The comments come despite layoffs and cutbacks at hyperscalers, amid a backdrop of a slowing global economy.

"The data center [segment] was booming," company CEO Benoit Coquart said, with the division accounting for 14 percent of total sales.

– Sebastian Moss

He added: "In the US and Europe, the data center [segment] continued to experience very, very strong growth. In the US, we grew double-digit in data centers this year. We grew double-digit last year. We grew double-digit a year before. So we grew double-digit, five years in a row organically in the US on data centers."

Legrand said that it would have sold more equipment in 2022 if it hadn't been for two supply chain issues - one due to a difficulty in getting electronic components, and the other was China's zero-Covid policy.

"We could have done more growth, especially in data centers and new connected products, if we had more electronic components," Coquart said.

But, after a rapid building and hiring spree amid the pandemic, as the world went online, hyperscalers have begun to cut back.

Major tech companies have begun laying off tens of thousands of employees, warning of slowing cloud growth, while extending server life to eke out billions in savings.

Meta, in particular, has cut back its data center spend for the year by as much as $4bn.

"I'm sure that you have read a number of analysis, but the fact that the GAFAM were laying off people, sometimes improving their margin or cutting some investments," Coquart said.

"We don't believe that this will have a meaningful impact on the data center business in 2023 or 2024. There are still huge investments which are planned.

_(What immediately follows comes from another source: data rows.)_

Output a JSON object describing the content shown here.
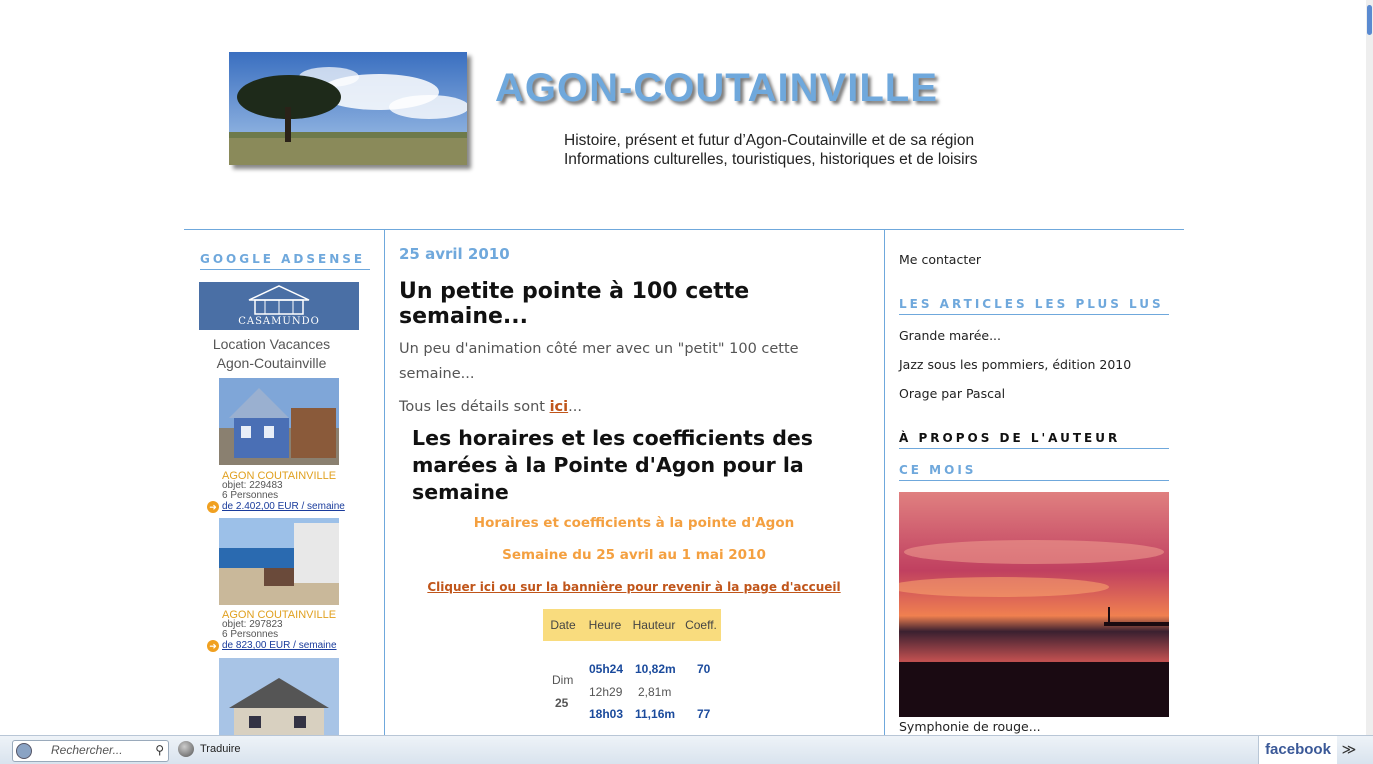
{
  "header": {
    "title": "AGON-COUTAINVILLE",
    "subtitle_line1": "Histoire, présent et futur d’Agon-Coutainville et de sa région",
    "subtitle_line2": "Informations culturelles, touristiques, historiques et de loisirs"
  },
  "left": {
    "section_title": "GOOGLE ADSENSE",
    "brand": "CASAMUNDO",
    "loc_line1": "Location Vacances",
    "loc_line2": "Agon-Coutainville",
    "ads": [
      {
        "city": "AGON COUTAINVILLE",
        "objet": "objet: 229483",
        "persons": "6 Personnes",
        "price": "de 2.402,00 EUR / semaine"
      },
      {
        "city": "AGON COUTAINVILLE",
        "objet": "objet: 297823",
        "persons": "6 Personnes",
        "price": "de 823,00 EUR / semaine"
      }
    ]
  },
  "post": {
    "date": "25 avril 2010",
    "title": "Un petite pointe à 100 cette semaine...",
    "body": "Un peu d'animation côté mer avec un \"petit\" 100 cette semaine...",
    "details_prefix": "Tous les détails sont ",
    "details_link": "ici",
    "details_suffix": "...",
    "tide_heading": "Les horaires et les coefficients des marées à la Pointe d'Agon pour la semaine",
    "tide_sub1": "Horaires et coefficients à la pointe d'Agon",
    "tide_sub2": "Semaine du 25 avril au 1 mai 2010",
    "tide_link": "Cliquer ici ou sur la bannière pour revenir à la page d'accueil",
    "table": {
      "headers": [
        "Date",
        "Heure",
        "Hauteur",
        "Coeff."
      ],
      "day_name": "Dim",
      "day_num": "25",
      "rows": [
        {
          "heure": "05h24",
          "hauteur": "10,82m",
          "coeff": "70"
        },
        {
          "heure": "12h29",
          "hauteur": "2,81m",
          "coeff": ""
        },
        {
          "heure": "18h03",
          "hauteur": "11,16m",
          "coeff": "77"
        }
      ]
    }
  },
  "right": {
    "contact": "Me contacter",
    "most_read_title": "LES ARTICLES LES PLUS LUS",
    "most_read": [
      "Grande marée...",
      "Jazz sous les pommiers, édition 2010",
      "Orage par Pascal"
    ],
    "about_title": "À PROPOS DE L'AUTEUR",
    "month_title": "CE MOIS",
    "photo_caption": "Symphonie de rouge..."
  },
  "toolbar": {
    "search_placeholder": "Rechercher...",
    "translate": "Traduire",
    "facebook": "facebook",
    "chevron": "≫"
  }
}
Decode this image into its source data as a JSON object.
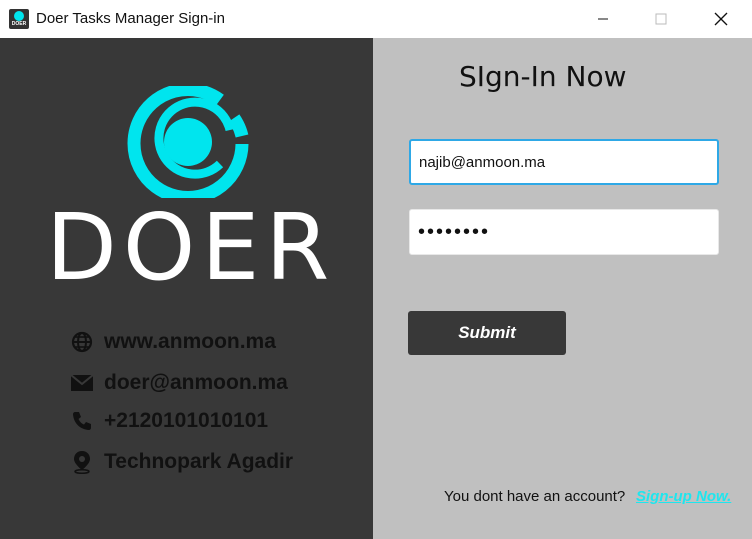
{
  "window": {
    "title": "Doer Tasks Manager Sign-in",
    "icon_text": "DOER",
    "controls": {
      "minimize": "—",
      "maximize": "☐",
      "close": "✕"
    }
  },
  "brand": {
    "name": "DOER",
    "accent_color": "#00e5ee"
  },
  "contacts": [
    {
      "icon": "globe-icon",
      "text": "www.anmoon.ma"
    },
    {
      "icon": "mail-icon",
      "text": "doer@anmoon.ma"
    },
    {
      "icon": "phone-icon",
      "text": "+2120101010101"
    },
    {
      "icon": "location-pin-icon",
      "text": "Technopark Agadir"
    }
  ],
  "form": {
    "heading": "SIgn-In Now",
    "email_value": "najib@anmoon.ma",
    "password_value": "••••••••",
    "submit_label": "Submit",
    "no_account_text": "You dont have an account?",
    "signup_label": "Sign-up Now."
  },
  "colors": {
    "left_panel": "#383838",
    "right_panel": "#c0c0c0",
    "link": "#1ee6ee",
    "focus_border": "#2ea8e6"
  }
}
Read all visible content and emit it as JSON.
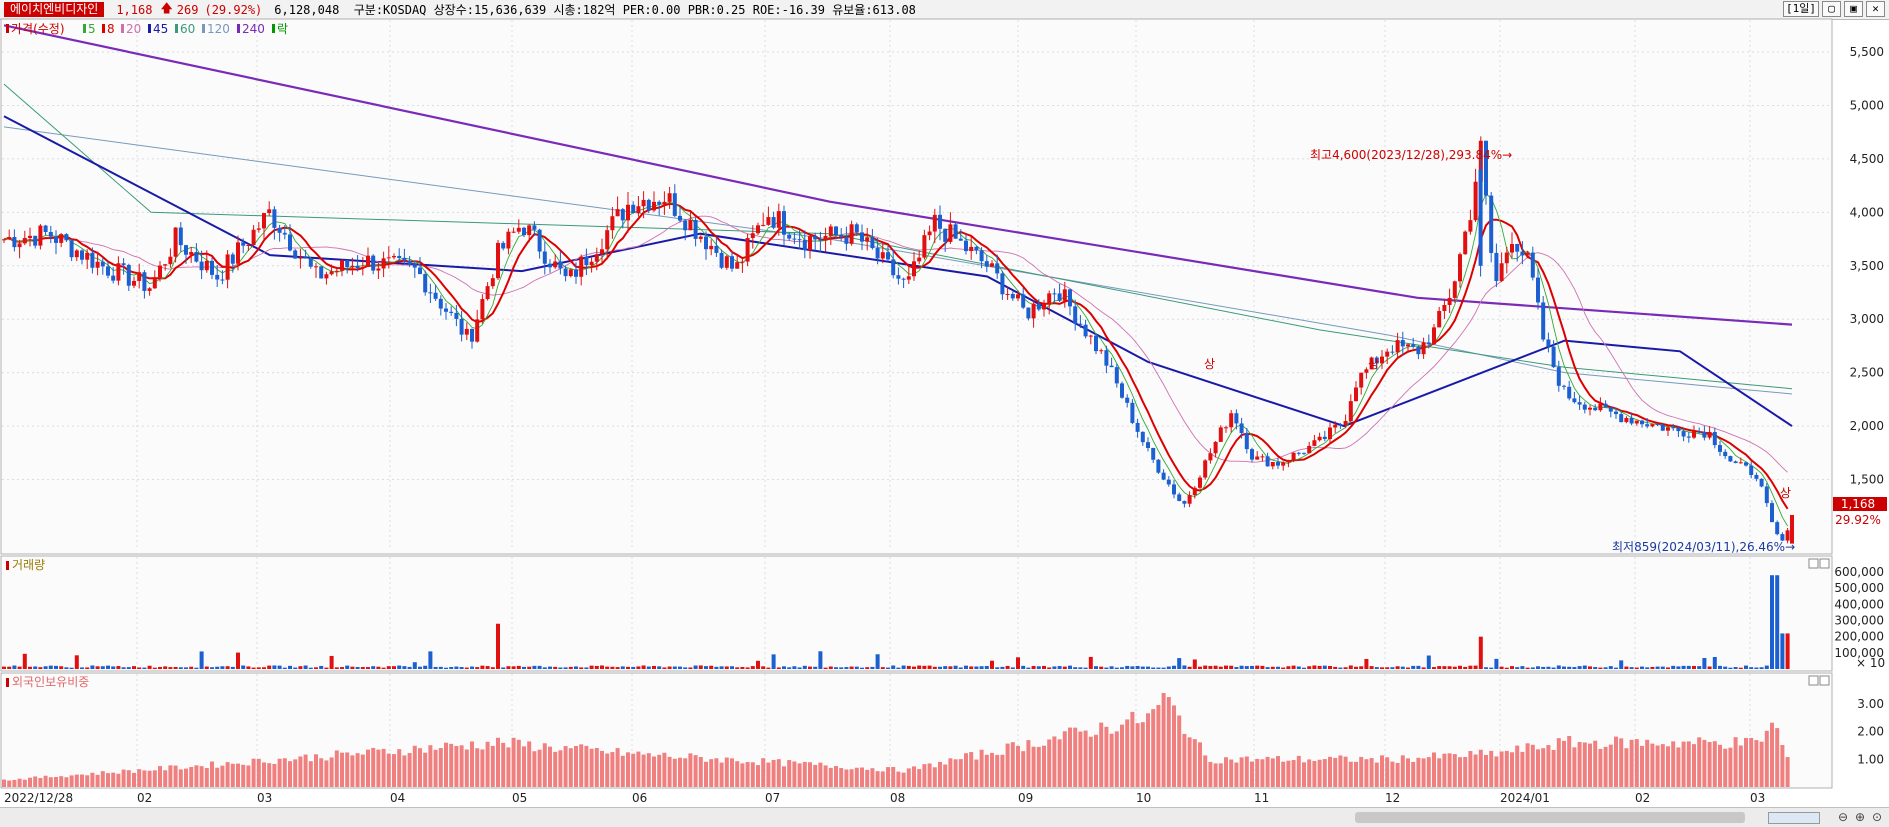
{
  "header": {
    "stock_name": "에이치엔비디자인",
    "price": "1,168",
    "change_arrow": "🡅",
    "change": "269",
    "change_pct": "(29.92%)",
    "info": "6,128,048  구분:KOSDAQ 상장수:15,636,639 시총:182억 PER:0.00 PBR:0.25 ROE:-16.39 유보율:613.08",
    "period_button": "[1일]",
    "buttons": [
      "▢",
      "▣",
      "✕"
    ]
  },
  "price_panel": {
    "legend": [
      {
        "label": "가격(수정)",
        "color": "#cc0000"
      },
      {
        "label": "5",
        "color": "#33aa33"
      },
      {
        "label": "8",
        "color": "#dd0000"
      },
      {
        "label": "20",
        "color": "#d070b0"
      },
      {
        "label": "45",
        "color": "#1a1aa8"
      },
      {
        "label": "60",
        "color": "#3a9a7a"
      },
      {
        "label": "120",
        "color": "#7799bb"
      },
      {
        "label": "240",
        "color": "#7a2ab8"
      },
      {
        "label": "락",
        "color": "#009900"
      }
    ],
    "high_annotation": "최고4,600(2023/12/28),293.84%→",
    "low_annotation": "최저859(2024/03/11),26.46%→",
    "limit_up_marks": [
      "상",
      "상",
      "상"
    ],
    "last_price_tag": "1,168",
    "last_pct_tag": "29.92%",
    "y_ticks": [
      "5,500",
      "5,000",
      "4,500",
      "4,000",
      "3,500",
      "3,000",
      "2,500",
      "2,000",
      "1,500"
    ]
  },
  "volume_panel": {
    "title": "거래량",
    "y_ticks": [
      "600,000",
      "500,000",
      "400,000",
      "300,000",
      "200,000",
      "100,000"
    ],
    "unit": "× 10"
  },
  "foreign_panel": {
    "title": "외국인보유비중",
    "y_ticks": [
      "3.00",
      "2.00",
      "1.00"
    ]
  },
  "x_labels": [
    "2022/12/28",
    "02",
    "03",
    "04",
    "05",
    "06",
    "07",
    "08",
    "09",
    "10",
    "11",
    "12",
    "2024/01",
    "02",
    "03"
  ],
  "chart_data": {
    "type": "candlestick",
    "ylim": [
      859,
      5800
    ],
    "series": [
      {
        "name": "5",
        "color": "#33aa33"
      },
      {
        "name": "8",
        "color": "#dd0000"
      },
      {
        "name": "20",
        "color": "#d070b0"
      },
      {
        "name": "45",
        "color": "#1a1aa8"
      },
      {
        "name": "60",
        "color": "#3a9a7a"
      },
      {
        "name": "120",
        "color": "#7799bb"
      },
      {
        "name": "240",
        "color": "#7a2ab8"
      }
    ],
    "anchors": [
      {
        "date": "2022-12-28",
        "close": 3750
      },
      {
        "date": "2023-01-10",
        "close": 3800
      },
      {
        "date": "2023-01-25",
        "close": 3500
      },
      {
        "date": "2023-02-08",
        "close": 3300
      },
      {
        "date": "2023-02-15",
        "close": 3750
      },
      {
        "date": "2023-02-27",
        "close": 3400
      },
      {
        "date": "2023-03-14",
        "close": 4000
      },
      {
        "date": "2023-03-27",
        "close": 3400
      },
      {
        "date": "2023-04-10",
        "close": 3550
      },
      {
        "date": "2023-04-25",
        "close": 3450
      },
      {
        "date": "2023-05-10",
        "close": 2800
      },
      {
        "date": "2023-05-18",
        "close": 3600
      },
      {
        "date": "2023-05-25",
        "close": 3900
      },
      {
        "date": "2023-06-07",
        "close": 3350
      },
      {
        "date": "2023-06-25",
        "close": 4100
      },
      {
        "date": "2023-07-05",
        "close": 4150
      },
      {
        "date": "2023-07-15",
        "close": 3800
      },
      {
        "date": "2023-07-25",
        "close": 3450
      },
      {
        "date": "2023-08-03",
        "close": 4000
      },
      {
        "date": "2023-08-14",
        "close": 3750
      },
      {
        "date": "2023-08-28",
        "close": 3800
      },
      {
        "date": "2023-09-12",
        "close": 3300
      },
      {
        "date": "2023-09-20",
        "close": 3900
      },
      {
        "date": "2023-10-05",
        "close": 3500
      },
      {
        "date": "2023-10-16",
        "close": 3050
      },
      {
        "date": "2023-10-25",
        "close": 3300
      },
      {
        "date": "2023-11-08",
        "close": 2600
      },
      {
        "date": "2023-11-20",
        "close": 1750
      },
      {
        "date": "2023-11-30",
        "close": 1250
      },
      {
        "date": "2023-12-07",
        "close": 1700
      },
      {
        "date": "2023-12-14",
        "close": 2150
      },
      {
        "date": "2023-12-20",
        "close": 1700
      },
      {
        "date": "2023-12-27",
        "close": 1650
      },
      {
        "date": "2024-01-08",
        "close": 1850
      },
      {
        "date": "2024-01-15",
        "close": 2050
      },
      {
        "date": "2024-01-18",
        "close": 2400
      },
      {
        "date": "2024-01-28",
        "close": 2750
      },
      {
        "date": "2024-02-05",
        "close": 2700
      },
      {
        "date": "2024-02-10",
        "close": 2900
      },
      {
        "date": "2024-02-15",
        "close": 3300
      },
      {
        "date": "2024-02-20",
        "close": 4000
      },
      {
        "date": "2024-02-23",
        "close": 4600
      },
      {
        "date": "2024-02-27",
        "close": 3300
      },
      {
        "date": "2024-03-03",
        "close": 3800
      },
      {
        "date": "2024-03-08",
        "close": 3500
      },
      {
        "date": "2024-03-12",
        "close": 2800
      },
      {
        "date": "2024-03-18",
        "close": 2300
      },
      {
        "date": "2024-03-28",
        "close": 2150
      },
      {
        "date": "2024-04-08",
        "close": 2050
      },
      {
        "date": "2024-04-20",
        "close": 1950
      },
      {
        "date": "2024-04-28",
        "close": 1950
      },
      {
        "date": "2024-05-05",
        "close": 1650
      },
      {
        "date": "2024-05-12",
        "close": 1550
      },
      {
        "date": "2024-05-17",
        "close": 1000
      },
      {
        "date": "2024-05-20",
        "close": 900
      },
      {
        "date": "2024-05-22",
        "close": 1168
      }
    ],
    "moving_averages": {
      "ma240": [
        {
          "date": "2022-12-28",
          "value": 5750
        },
        {
          "date": "2023-08-21",
          "value": 4100
        },
        {
          "date": "2024-02-05",
          "value": 3200
        },
        {
          "date": "2024-05-22",
          "value": 2950
        }
      ],
      "ma120": [
        {
          "date": "2022-12-28",
          "value": 4800
        },
        {
          "date": "2023-08-21",
          "value": 3750
        },
        {
          "date": "2024-01-28",
          "value": 2850
        },
        {
          "date": "2024-03-18",
          "value": 2500
        },
        {
          "date": "2024-05-22",
          "value": 2300
        }
      ],
      "ma60": [
        {
          "date": "2022-12-28",
          "value": 5200
        },
        {
          "date": "2023-02-08",
          "value": 4000
        },
        {
          "date": "2023-08-21",
          "value": 3800
        },
        {
          "date": "2024-01-08",
          "value": 2900
        },
        {
          "date": "2024-03-18",
          "value": 2550
        },
        {
          "date": "2024-05-22",
          "value": 2350
        }
      ],
      "ma45": [
        {
          "date": "2022-12-28",
          "value": 4900
        },
        {
          "date": "2023-03-14",
          "value": 3600
        },
        {
          "date": "2023-05-25",
          "value": 3450
        },
        {
          "date": "2023-07-15",
          "value": 3800
        },
        {
          "date": "2023-10-05",
          "value": 3400
        },
        {
          "date": "2023-11-20",
          "value": 2600
        },
        {
          "date": "2024-01-15",
          "value": 2000
        },
        {
          "date": "2024-03-18",
          "value": 2800
        },
        {
          "date": "2024-04-20",
          "value": 2700
        },
        {
          "date": "2024-05-22",
          "value": 2000
        }
      ]
    },
    "volume": {
      "ylim": [
        0,
        600000
      ],
      "spikes": [
        {
          "date": "2024-05-17",
          "value": 580000
        },
        {
          "date": "2024-05-22",
          "value": 610000
        },
        {
          "date": "2024-05-20",
          "value": 220000
        },
        {
          "date": "2024-02-23",
          "value": 200000
        },
        {
          "date": "2023-05-18",
          "value": 280000
        }
      ]
    },
    "foreign_ratio": {
      "ylim": [
        0,
        3.5
      ],
      "anchors": [
        {
          "date": "2022-12-28",
          "value": 0.25
        },
        {
          "date": "2023-02-15",
          "value": 0.7
        },
        {
          "date": "2023-05-18",
          "value": 1.6
        },
        {
          "date": "2023-06-25",
          "value": 1.2
        },
        {
          "date": "2023-09-12",
          "value": 0.6
        },
        {
          "date": "2023-11-20",
          "value": 2.5
        },
        {
          "date": "2023-11-25",
          "value": 3.2
        },
        {
          "date": "2023-12-07",
          "value": 1.0
        },
        {
          "date": "2024-01-28",
          "value": 1.0
        },
        {
          "date": "2024-02-27",
          "value": 1.2
        },
        {
          "date": "2024-03-18",
          "value": 1.6
        },
        {
          "date": "2024-05-12",
          "value": 1.6
        },
        {
          "date": "2024-05-17",
          "value": 2.3
        },
        {
          "date": "2024-05-22",
          "value": 0.6
        }
      ]
    }
  }
}
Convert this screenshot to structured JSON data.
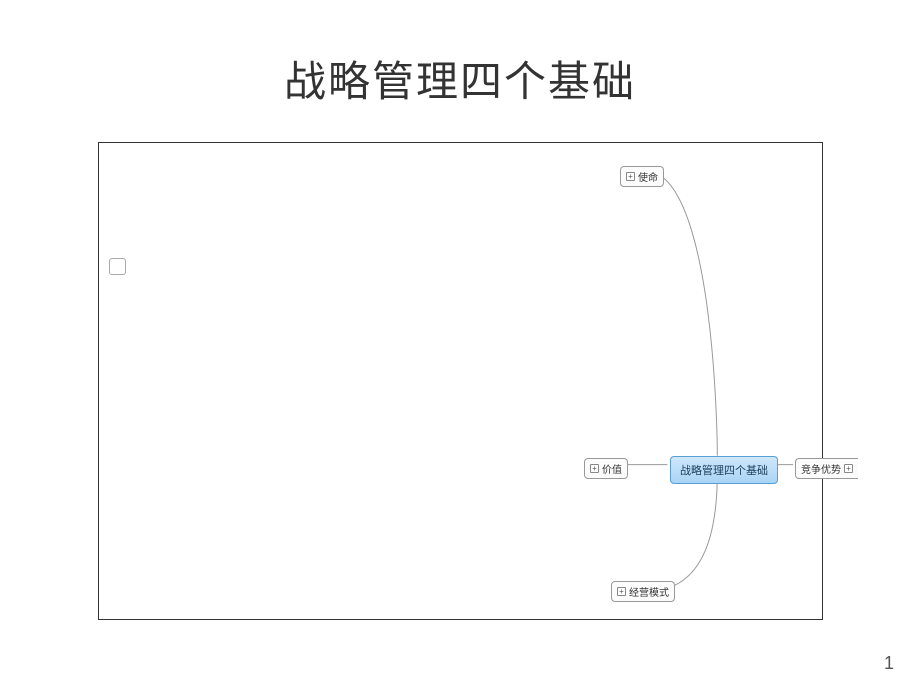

If you take something like a ChatGPT, for example, it cannot work and be operated without huge data center capabilities. So every time there is an innovation, call it metaverse, call it ChatGPT, it requires additional capacity and international bandwidth. So we remain very optimistic on data center."

Across all verticals, Legrand reported 2022 sales growth of 19.2 percent to €8.3 billion ($8.9bn). Profits hit €1.15bn ($1.23bn), up 26.8 percent.

The company this January announced that it planned to leave Russia, nearly a year after the country invaded Ukraine. Russia accounted for approximately 1.5 percent of full-year sales in 2022.